Dusan
I'm Dusan, and I'm excited to be presenting at a conference for the first time! My professional journey led me to the role of a system engineer and people manager in the gaming industry. My passion for cybersecurity fuels my insatiable curiosity and lifelong commitment to learning.
Session
This talk is a result of a free-time project to try to truly understand how malware works and the presentation will show a personal journey into malware analysis, demonstrating how we can move beyond traditional signatures to try to stop modern threats.
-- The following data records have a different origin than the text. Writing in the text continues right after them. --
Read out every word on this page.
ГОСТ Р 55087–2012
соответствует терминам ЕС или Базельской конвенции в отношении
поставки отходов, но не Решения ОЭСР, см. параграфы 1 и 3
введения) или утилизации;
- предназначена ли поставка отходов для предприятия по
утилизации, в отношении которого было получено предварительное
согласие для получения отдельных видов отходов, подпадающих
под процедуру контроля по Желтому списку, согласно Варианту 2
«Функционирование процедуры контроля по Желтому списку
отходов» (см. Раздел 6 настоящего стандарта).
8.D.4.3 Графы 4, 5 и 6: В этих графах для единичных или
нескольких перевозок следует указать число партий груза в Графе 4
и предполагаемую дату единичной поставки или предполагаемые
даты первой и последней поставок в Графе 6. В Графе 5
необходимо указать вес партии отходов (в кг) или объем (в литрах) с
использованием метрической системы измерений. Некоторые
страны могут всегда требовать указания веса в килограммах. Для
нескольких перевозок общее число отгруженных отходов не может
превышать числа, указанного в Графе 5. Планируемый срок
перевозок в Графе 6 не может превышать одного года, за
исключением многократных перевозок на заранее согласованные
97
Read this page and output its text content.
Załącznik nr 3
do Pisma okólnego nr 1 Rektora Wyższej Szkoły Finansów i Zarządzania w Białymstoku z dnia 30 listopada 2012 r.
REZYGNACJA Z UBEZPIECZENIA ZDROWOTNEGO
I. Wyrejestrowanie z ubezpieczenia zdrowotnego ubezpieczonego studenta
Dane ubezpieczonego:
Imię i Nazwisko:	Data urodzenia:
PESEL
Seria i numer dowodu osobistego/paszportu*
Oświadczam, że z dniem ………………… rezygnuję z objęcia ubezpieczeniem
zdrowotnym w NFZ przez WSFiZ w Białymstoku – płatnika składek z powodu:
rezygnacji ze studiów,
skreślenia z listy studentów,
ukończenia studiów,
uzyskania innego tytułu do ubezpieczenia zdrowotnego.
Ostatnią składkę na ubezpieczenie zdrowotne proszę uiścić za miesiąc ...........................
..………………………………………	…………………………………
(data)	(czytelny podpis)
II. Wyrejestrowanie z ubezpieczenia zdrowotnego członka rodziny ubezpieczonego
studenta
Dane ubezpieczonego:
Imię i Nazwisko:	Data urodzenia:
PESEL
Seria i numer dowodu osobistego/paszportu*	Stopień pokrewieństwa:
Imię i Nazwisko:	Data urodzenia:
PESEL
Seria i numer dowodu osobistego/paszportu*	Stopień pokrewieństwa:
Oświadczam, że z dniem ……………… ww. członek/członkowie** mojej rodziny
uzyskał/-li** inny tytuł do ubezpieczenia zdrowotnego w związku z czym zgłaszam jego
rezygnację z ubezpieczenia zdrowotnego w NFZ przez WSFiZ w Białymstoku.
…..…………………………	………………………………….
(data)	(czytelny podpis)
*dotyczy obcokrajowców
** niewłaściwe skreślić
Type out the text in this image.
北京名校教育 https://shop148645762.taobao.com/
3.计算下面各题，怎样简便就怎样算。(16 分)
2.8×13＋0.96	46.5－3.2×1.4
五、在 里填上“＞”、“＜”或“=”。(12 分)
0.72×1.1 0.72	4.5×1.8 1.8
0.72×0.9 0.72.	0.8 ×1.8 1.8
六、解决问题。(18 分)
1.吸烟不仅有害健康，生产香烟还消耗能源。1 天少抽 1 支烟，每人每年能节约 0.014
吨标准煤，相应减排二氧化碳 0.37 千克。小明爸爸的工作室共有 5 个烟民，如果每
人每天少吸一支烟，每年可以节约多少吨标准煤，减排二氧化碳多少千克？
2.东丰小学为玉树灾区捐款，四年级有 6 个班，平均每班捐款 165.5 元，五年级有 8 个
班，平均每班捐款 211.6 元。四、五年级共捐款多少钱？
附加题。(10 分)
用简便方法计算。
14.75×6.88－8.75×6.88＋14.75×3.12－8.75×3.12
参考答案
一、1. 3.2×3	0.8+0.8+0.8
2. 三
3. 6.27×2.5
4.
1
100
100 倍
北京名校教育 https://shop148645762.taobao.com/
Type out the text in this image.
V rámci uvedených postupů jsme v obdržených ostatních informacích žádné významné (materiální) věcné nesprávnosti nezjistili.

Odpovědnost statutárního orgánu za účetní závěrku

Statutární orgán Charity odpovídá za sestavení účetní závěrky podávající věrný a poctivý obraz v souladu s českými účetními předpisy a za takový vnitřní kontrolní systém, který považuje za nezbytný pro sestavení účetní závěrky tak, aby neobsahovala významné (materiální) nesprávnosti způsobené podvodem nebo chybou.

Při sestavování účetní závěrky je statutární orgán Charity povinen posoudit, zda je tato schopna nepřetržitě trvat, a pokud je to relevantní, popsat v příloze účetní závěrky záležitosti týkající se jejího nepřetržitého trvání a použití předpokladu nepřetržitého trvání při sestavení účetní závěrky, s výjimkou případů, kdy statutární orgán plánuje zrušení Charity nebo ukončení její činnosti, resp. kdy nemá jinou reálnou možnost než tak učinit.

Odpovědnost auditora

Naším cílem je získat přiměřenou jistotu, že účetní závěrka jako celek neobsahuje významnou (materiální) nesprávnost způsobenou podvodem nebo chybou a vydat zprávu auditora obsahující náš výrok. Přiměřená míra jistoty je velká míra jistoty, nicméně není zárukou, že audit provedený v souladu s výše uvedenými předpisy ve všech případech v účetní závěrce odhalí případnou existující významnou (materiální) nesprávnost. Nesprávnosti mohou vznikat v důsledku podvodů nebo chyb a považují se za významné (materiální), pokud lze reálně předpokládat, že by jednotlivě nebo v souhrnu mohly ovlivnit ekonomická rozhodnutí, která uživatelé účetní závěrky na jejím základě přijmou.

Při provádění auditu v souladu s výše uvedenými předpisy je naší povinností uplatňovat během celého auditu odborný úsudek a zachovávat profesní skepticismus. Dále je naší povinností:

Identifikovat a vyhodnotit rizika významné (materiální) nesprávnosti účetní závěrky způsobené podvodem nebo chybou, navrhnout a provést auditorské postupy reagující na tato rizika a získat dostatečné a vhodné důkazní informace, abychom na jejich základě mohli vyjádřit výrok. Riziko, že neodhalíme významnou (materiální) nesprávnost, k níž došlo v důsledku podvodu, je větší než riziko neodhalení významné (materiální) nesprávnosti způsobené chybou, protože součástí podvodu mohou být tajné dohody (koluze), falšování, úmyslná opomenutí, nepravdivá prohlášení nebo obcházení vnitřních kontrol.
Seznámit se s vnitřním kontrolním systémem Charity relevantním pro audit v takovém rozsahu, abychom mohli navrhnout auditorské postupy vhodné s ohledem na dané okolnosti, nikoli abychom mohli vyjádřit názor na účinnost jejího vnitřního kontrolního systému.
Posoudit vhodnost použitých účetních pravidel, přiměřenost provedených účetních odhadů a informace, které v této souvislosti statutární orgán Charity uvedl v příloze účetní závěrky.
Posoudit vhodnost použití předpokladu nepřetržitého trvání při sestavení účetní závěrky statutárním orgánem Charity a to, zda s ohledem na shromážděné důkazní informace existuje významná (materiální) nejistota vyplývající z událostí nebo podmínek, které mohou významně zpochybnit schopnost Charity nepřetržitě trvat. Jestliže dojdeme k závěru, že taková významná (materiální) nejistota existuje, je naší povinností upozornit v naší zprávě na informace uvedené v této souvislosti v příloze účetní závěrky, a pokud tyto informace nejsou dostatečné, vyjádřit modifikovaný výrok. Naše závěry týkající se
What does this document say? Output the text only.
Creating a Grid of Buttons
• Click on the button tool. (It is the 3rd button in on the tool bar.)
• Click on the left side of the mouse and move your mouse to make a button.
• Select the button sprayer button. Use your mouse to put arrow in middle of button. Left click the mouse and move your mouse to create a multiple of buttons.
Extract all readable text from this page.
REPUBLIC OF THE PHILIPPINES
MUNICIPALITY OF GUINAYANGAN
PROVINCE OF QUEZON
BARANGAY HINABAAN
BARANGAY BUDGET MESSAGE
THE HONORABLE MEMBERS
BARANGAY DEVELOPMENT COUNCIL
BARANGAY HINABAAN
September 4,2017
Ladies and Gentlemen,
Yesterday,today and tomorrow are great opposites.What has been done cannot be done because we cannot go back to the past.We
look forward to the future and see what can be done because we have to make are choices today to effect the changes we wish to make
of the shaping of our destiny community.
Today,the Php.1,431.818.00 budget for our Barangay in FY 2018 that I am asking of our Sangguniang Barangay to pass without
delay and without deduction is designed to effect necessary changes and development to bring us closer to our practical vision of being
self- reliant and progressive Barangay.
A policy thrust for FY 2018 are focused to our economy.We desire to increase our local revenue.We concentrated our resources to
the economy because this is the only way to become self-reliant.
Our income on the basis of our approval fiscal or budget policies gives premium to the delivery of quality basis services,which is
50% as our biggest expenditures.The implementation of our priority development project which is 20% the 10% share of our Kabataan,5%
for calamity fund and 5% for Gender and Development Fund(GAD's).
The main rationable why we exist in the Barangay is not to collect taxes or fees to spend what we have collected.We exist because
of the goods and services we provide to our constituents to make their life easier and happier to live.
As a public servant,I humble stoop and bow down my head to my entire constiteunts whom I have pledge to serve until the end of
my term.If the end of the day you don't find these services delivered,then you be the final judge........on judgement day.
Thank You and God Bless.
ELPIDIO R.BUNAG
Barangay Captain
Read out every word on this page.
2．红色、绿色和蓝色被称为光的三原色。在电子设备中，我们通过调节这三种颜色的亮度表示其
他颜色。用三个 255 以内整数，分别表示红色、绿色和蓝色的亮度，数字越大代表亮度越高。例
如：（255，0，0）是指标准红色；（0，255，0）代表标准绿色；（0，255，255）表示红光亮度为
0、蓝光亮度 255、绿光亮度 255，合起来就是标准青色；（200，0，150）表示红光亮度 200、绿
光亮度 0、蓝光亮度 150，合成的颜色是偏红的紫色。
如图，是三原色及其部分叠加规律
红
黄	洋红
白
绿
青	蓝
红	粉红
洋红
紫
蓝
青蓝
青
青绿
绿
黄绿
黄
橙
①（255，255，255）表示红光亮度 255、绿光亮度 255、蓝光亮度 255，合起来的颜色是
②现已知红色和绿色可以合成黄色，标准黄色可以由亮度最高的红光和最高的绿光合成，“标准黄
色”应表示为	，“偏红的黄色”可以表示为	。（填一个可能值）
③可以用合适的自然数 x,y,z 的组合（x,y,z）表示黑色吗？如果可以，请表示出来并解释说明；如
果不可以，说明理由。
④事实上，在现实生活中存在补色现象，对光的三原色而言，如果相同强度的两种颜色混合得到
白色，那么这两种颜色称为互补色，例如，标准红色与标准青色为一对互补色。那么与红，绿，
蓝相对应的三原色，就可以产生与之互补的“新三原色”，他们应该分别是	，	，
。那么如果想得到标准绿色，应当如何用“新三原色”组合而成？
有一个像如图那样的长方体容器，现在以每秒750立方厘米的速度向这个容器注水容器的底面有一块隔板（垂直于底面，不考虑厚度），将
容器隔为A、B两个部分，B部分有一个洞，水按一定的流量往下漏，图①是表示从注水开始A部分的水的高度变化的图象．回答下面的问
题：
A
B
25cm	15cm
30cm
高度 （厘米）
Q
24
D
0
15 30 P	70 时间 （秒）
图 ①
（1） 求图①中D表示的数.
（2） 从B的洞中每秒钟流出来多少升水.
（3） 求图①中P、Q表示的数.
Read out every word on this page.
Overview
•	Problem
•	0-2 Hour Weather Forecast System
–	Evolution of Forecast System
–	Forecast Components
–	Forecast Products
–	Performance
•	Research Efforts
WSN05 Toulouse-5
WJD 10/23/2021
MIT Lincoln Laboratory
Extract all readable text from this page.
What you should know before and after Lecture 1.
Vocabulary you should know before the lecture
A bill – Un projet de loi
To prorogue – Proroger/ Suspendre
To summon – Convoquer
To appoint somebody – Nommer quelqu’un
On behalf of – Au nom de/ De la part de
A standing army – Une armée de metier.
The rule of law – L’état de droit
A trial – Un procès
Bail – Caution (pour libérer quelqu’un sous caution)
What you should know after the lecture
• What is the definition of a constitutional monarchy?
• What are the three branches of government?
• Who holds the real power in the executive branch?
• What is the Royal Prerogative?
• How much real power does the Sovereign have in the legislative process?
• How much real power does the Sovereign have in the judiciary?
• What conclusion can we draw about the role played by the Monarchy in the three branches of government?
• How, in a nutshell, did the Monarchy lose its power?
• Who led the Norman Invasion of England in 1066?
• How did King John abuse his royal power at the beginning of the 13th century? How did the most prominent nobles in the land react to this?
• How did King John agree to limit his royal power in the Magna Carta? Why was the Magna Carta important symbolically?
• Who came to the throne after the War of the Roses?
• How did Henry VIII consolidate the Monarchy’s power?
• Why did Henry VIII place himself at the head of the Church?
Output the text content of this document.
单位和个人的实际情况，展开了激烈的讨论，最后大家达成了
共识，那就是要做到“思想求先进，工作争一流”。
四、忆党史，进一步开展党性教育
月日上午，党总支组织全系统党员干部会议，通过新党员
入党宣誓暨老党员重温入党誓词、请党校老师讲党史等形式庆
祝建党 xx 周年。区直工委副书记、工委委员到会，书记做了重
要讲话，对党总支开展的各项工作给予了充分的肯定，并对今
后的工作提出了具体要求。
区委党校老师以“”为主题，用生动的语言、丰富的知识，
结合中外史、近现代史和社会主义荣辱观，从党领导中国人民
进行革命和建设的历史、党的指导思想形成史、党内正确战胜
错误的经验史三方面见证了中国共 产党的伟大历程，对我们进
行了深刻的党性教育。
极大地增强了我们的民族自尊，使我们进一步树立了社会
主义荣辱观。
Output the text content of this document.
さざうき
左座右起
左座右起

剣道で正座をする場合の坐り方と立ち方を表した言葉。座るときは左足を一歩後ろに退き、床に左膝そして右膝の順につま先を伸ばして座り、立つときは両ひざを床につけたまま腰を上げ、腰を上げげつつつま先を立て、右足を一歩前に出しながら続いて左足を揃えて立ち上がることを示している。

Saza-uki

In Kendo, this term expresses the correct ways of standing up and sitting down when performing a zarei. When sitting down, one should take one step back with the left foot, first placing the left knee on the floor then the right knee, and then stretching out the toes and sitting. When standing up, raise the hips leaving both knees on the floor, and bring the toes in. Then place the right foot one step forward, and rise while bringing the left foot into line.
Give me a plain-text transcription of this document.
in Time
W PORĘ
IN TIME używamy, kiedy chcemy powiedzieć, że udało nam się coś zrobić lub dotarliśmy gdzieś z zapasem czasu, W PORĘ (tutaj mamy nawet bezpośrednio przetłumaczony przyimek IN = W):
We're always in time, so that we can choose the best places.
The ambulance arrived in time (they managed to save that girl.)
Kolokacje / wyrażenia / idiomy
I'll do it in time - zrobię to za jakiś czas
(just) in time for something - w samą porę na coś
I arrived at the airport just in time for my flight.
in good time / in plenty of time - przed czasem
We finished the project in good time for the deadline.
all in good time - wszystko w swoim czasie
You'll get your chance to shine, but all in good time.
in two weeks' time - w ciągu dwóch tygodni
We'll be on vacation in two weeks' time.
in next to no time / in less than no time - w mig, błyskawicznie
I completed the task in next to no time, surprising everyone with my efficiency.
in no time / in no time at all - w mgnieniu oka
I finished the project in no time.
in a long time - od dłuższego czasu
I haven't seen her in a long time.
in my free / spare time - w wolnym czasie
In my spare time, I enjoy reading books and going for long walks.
During the talk we will give a try to practical methodology for detecting ransomware by applying machine learning and going beyond traditional signature-based detection. Also I'll show how I build a classifier that can distinguish ransomware from other malware families. Idea behind this talk is to give you insights how to perform data-driven feature engineering, extracting critical static indicators from PE headers and dynamic behavioral clues—like MITRE ATT&CK TTPs and registry modifications from analysis logs created in Cuckoo3 sandbox environment. I will walk through the process of training and evaluating couple of powerful models for classifications like Random Forest, XGBoost, CatBoost and LightGBM.
Technical Level: Beginner/Intermediate.
Prerequisites: Familiarity with terms like "sandbox" and "static/dynamic analysis" will be helpful to question my work. No specific preparation is required!